When the buses pulled in to the Cwero clinic at 9 o’clock, the clinic site was already packed with people, some had been there since 2:00 in the morning.
Among the hundreds waiting for a chance to be seen by the medical team, a young woman struck up a conversation in perfect English.
Her name is Juliet. She’s 25 years old and the mother of 2 beautiful children: 4-year old Matilda and 2-year old Mitch Lawrence.
Her life has not been easy by any measure. Her mother and father died of HIV when she was 18 years old, “little by little,” as she put it. The family lived in fear during the years of war; her brother had been kidnapped by the Lord’s Resistance Army.
She is well spoken and clearly smart. “I dreamed of becoming a lawyer,” she said. “My teacher liked me a lot because I was bright.”
Without parents or money, schooling was not an option. Juliet said it was best to find “someone who could take care of me.”
She and her husband farm for corn, millet, sweet potatoes and bananas. She lives in a traditional thatch hut where she graciously invited me inside.
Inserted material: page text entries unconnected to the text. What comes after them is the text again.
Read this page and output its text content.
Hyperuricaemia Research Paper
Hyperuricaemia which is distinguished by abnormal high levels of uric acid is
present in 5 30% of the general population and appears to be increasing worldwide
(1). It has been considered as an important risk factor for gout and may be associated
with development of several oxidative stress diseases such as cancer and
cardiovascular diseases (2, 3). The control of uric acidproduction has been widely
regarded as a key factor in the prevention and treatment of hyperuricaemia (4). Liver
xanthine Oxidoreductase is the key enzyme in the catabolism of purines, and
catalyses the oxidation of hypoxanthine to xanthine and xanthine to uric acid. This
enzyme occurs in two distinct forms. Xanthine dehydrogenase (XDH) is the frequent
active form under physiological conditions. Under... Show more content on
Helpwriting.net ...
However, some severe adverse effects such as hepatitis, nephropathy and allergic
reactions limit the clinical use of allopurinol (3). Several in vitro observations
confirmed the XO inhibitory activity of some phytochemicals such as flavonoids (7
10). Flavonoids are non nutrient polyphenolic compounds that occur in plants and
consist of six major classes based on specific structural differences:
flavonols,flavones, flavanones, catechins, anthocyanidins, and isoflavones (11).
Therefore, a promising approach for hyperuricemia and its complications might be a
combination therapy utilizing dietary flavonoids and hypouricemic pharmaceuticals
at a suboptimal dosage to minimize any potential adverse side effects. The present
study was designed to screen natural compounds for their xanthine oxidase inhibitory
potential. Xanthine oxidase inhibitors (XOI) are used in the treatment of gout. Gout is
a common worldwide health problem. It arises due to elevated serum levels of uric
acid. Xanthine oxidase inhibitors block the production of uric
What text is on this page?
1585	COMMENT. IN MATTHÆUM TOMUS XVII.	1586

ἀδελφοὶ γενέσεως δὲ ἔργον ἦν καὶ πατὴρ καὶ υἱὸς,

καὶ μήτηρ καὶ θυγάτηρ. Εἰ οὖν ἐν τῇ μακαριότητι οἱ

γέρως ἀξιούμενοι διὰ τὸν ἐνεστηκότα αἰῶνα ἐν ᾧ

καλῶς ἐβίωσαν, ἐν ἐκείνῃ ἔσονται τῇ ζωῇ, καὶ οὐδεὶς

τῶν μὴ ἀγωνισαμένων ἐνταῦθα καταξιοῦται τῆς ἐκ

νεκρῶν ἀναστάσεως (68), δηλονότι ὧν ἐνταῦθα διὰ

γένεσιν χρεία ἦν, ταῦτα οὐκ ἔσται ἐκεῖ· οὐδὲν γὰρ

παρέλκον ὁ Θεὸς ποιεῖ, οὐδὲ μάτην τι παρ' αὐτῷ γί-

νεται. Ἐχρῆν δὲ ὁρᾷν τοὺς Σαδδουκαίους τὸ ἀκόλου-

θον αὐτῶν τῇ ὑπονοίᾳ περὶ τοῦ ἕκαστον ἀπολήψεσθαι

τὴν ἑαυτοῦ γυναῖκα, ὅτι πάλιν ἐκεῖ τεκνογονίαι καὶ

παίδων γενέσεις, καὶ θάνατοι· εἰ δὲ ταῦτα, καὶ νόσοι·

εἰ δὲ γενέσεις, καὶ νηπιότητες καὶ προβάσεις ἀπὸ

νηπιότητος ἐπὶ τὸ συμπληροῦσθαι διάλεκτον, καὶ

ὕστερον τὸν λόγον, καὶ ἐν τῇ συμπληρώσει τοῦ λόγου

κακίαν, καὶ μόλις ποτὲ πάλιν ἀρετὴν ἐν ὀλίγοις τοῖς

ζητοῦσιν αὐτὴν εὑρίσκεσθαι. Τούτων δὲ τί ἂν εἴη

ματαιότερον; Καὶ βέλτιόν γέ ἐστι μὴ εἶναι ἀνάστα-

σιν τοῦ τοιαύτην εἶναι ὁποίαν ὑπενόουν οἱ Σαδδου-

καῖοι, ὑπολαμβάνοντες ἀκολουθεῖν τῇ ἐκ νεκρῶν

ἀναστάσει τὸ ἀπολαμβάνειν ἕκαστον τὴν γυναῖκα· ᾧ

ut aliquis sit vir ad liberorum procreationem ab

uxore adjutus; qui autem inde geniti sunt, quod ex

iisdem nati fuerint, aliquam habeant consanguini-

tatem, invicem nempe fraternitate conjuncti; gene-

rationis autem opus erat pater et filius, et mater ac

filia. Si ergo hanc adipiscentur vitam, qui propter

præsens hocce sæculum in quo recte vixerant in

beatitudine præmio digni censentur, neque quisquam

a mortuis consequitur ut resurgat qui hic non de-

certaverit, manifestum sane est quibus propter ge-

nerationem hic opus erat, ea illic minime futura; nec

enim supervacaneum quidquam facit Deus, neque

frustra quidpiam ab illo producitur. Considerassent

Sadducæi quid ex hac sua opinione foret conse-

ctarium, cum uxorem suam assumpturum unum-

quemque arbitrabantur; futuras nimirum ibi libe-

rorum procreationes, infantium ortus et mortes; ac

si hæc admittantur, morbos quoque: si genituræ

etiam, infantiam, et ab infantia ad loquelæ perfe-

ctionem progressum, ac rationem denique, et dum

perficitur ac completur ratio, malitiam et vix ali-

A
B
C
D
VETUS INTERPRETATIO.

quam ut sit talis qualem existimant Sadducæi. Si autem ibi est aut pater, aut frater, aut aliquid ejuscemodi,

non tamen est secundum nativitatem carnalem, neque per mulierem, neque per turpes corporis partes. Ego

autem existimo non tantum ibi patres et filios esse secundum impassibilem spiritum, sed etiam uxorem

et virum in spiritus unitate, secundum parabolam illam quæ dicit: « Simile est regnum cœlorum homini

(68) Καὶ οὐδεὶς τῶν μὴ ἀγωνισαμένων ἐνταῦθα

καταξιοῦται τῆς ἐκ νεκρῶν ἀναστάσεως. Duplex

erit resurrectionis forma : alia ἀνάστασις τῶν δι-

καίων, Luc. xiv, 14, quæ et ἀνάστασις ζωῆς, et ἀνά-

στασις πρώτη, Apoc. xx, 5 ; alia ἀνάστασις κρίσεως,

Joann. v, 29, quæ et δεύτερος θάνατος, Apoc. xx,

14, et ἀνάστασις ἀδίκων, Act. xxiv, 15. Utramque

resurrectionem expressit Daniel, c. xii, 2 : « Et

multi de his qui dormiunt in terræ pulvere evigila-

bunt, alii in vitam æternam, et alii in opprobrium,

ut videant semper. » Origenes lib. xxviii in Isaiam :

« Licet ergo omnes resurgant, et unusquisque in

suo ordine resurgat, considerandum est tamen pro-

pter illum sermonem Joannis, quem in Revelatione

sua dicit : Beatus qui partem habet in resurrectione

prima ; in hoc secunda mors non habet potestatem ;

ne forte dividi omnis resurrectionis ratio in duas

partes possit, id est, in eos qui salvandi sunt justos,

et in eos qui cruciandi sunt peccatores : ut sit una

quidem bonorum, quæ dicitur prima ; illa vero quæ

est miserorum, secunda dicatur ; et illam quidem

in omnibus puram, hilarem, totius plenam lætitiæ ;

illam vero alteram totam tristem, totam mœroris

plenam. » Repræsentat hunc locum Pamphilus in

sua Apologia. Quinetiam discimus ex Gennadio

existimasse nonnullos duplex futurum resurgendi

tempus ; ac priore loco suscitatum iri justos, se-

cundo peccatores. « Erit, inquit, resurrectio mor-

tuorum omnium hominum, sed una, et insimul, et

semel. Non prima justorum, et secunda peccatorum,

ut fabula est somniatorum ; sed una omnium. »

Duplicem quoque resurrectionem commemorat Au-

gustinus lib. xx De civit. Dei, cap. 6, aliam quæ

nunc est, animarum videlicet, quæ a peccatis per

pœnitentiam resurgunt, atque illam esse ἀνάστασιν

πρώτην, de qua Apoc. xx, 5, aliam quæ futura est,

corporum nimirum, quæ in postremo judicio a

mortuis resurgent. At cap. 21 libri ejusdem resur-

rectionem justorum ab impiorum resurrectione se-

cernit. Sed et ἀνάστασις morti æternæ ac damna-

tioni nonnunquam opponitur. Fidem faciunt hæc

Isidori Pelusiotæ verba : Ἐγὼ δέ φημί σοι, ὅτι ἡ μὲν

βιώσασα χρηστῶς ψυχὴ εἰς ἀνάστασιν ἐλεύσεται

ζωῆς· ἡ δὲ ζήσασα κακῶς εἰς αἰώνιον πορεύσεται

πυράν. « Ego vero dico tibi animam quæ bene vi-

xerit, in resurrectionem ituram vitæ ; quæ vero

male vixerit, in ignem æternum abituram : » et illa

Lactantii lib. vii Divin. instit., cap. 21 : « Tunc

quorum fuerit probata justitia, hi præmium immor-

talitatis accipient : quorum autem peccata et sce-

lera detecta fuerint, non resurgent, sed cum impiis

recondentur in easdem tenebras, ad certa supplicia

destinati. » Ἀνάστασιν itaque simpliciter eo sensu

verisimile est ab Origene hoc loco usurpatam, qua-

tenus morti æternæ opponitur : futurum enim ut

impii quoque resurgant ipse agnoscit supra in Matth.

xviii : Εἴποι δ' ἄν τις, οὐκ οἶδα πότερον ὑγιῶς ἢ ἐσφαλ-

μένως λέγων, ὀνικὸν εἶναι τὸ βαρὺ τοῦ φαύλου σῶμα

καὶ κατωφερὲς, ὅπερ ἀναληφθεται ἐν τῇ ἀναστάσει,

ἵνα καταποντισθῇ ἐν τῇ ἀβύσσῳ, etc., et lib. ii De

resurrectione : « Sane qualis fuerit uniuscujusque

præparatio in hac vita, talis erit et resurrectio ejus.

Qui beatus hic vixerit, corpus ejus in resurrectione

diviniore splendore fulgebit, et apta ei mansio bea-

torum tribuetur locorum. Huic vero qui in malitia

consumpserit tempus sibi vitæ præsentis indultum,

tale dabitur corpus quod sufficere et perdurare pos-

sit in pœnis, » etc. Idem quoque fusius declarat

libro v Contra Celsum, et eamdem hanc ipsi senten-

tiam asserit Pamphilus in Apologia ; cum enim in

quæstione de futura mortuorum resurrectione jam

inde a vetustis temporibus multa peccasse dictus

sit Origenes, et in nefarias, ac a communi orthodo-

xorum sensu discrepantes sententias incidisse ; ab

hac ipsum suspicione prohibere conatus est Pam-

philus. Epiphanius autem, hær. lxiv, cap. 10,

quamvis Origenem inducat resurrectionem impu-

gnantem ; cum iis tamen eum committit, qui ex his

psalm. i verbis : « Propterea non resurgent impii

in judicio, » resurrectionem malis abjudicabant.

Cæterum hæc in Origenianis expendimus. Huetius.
Juliet demonstrated the little fire pit where she cooks, where the family sleeps, how she grinds corn and saves her seeds in corn husks for the next season. All of this in a small circular space. She was a little embarrassed about the beans on the tidy dirt floor and used her little broom made of reeds to sweep them away. She proudly showed me two chairs that she said were “for when the ladies come to talk.”
Juliet represents what the women of Africa are when you get away from the stereotypes: smart, resourceful, committed to the community and wanting the very best for their children. “My dream is for my children to be educated,” said Juliet. “That is what I would like.”
Juliet is not so different from the American team staffing the clinic. The main difference between her and all of us is not intelligence, resourcefulness or resilience – merely a lack of opportunity. She is a mom who works hard and wants her kids to have a good life.
This is what I have loved about Medical Missions Foundation from the beginning. The dignity with which the staff treats every parent, and the nurturing way they treat every child as if they were family.
More than that, the Medical Missions team always seems to find a special bond, finding cherished friends in the countries where they work, so close it often feels like family.
Juliet does not have indoor water, a phone or electricity. But she is wealthy.
Out of the 700 people who arrived at the Cwero clinic, I am grateful Juliet decided to strike up that conversation. Just one more valuable gift this trip has given me, that didn’t cost any money.